Share market posts solid gains snapping four-day losing streak
Australian shares posted solid gains on Tuesday, easing traders’ fears following a rough start to the year.
Following a four-session slide, the benchmark S&P/ASX200 added 0.9 per cent, or 69 points, to reach 7,520.5, as all sectors bar energy finished in the green.
The broader All Ordinaries also climbed, adding 1 per cent to 7749.5.
IG market analyst Tony Sycamore said equities had benefited from a “stabilising session” after last week’s nervous start to the year.
“The big battle obviously lies ahead,” Mr Sycamore said.
“Markets will need to deal with the CPI figures in Australia and the US which are priced for disinflation to continue.”

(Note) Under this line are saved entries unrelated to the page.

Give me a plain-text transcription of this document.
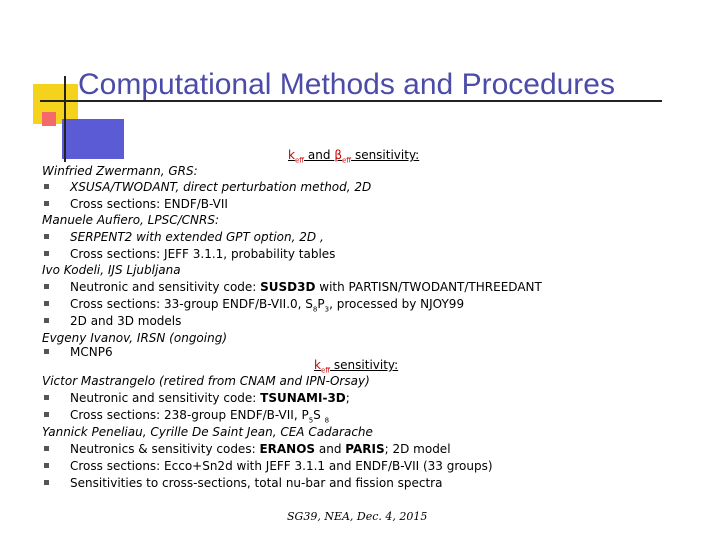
Computational Methods and Procedures
$k_{eff}$ and $\beta_{eff}$ sensitivity:
Winfried Zwermann, GRS:
XSUSA/TWODANT, direct perturbation method, 2D
Cross sections: ENDF/B-VII
Manuele Aufiero, LPSC/CNRS:
SERPENT2 with extended GPT option, 2D ,
Cross sections: JEFF 3.1.1, probability tables
Ivo Kodeli, IJS Ljubljana
Neutronic and sensitivity code: SUSD3D with PARTISN/TWODANT/THREEDANT
Cross sections: 33-group ENDF/B-VII.0, $S_8P_3$, processed by NJOY99
2D and 3D models
Evgeny Ivanov, IRSN (ongoing)
MCNP6
$k_{eff}$ sensitivity:
Victor Mastrangelo (retired from CNAM and IPN-Orsay)
Neutronic and sensitivity code: TSUNAMI-3D;
Cross sections: 238-group ENDF/B-VII, $P_5S$ $_8$
Yannick Peneliau, Cyrille De Saint Jean, CEA Cadarache
Neutronics & sensitivity codes: ERANOS and PARIS; 2D model
Cross sections: Ecco+Sn2d with JEFF 3.1.1 and ENDF/B-VII (33 groups)
Sensitivities to cross-sections, total nu-bar and fission spectra
SG39, NEA, Dec. 4, 2015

Fresh inflation data, to be released by the Bureau of Statistics on Wednesday, will be closely scrutinised by investors for clues on the Reserve Bank’s next move. Photo by:NCA Newswire
Bets on rate cuts will be tested again on Wednesday, when the Bureau of Statistics releases its fresh monthly CPI print for November, which is expected to show a 4.5 per cent increase in headline inflation, down from 4.9 per cent in October.
“The risk going into these numbers would be a higher than expected inflation print,” Mr Sycamore added.
“If we were to get a harder core number, that would certainly disrupt the current narrative, and of course, take out some of those rate cuts which are currently priced in the market.”
Money markets are fully priced for a rate cut at the Reserve Bank’s August meeting.
Locally, tech stocks added 2.1 per cent following a 2.2 per cent rally in the Nasdaq overnight, its strongest session since November.
Xero added 3 per cent to $108.84, Wisetech climbed 2.1 per cent to $71.75 and Megaport rose 1.9 per cent to $8.67.
The big four banks all finished higher with NAB rallying 1.3 per cent to $30.90, Commonwealth Bank gaining 0.9 per cent to $113.02, Westpac adding 1 per cent to $23.10, and ANZ rising by 0.9 per cent to $25.89.
The benchmark benefited from a stronger than expected 2 per cent increase in retail sales during November, which were buoyed by the Black Friday sales. Markets were expecting turnover to rise by just 1.2 per cent.
Consumer discretionary stocks benefited from the strong retail report, adding 0.9 per cent. Domino’s Pizza climbed 2.3 per cent to $57.55 and JB Hi-Fi rose 1.9 per cent to $53.78.
Despite the upside surprise, economists said the outlook for monetary policy was unchanged.
“This result is unlikely to support a hike from the RBA in February,” ANZ senior economist Adelaide Timbrell said.
“Once strong population growth and rising prices of retail products are taken into account, the underlying trend for retail is still running relatively weakly.”
Energy stocks were the worst performers after oil prices lost ground on Monday as Saudi Arabia announced sharp price cuts and a rise in output by the OPEC+ cartel.
On Tuesday, crude oil prices retraced some of their earlier losses, with Brent crude above $US76 a barrel, while West Texas Intermediate was below $US71.
Sector heavyweights Woodside and Santos eased 0.4 per cent to $36.52 and 0.3 per cent to $7.57, respectively, while Karoon Energy slumped 1.7 per cent to $2.00.
In company news, Alumina soared 7.7 per cent to 98c after it was announced that operations at its Kwinana refinery, co-owned with US-based aluminium producer Alcoa, would cease.
Shares in engineering firm Worley were placed into a trading halt after an Ecuadorean tribunal found the company had acted in a corrupt manner.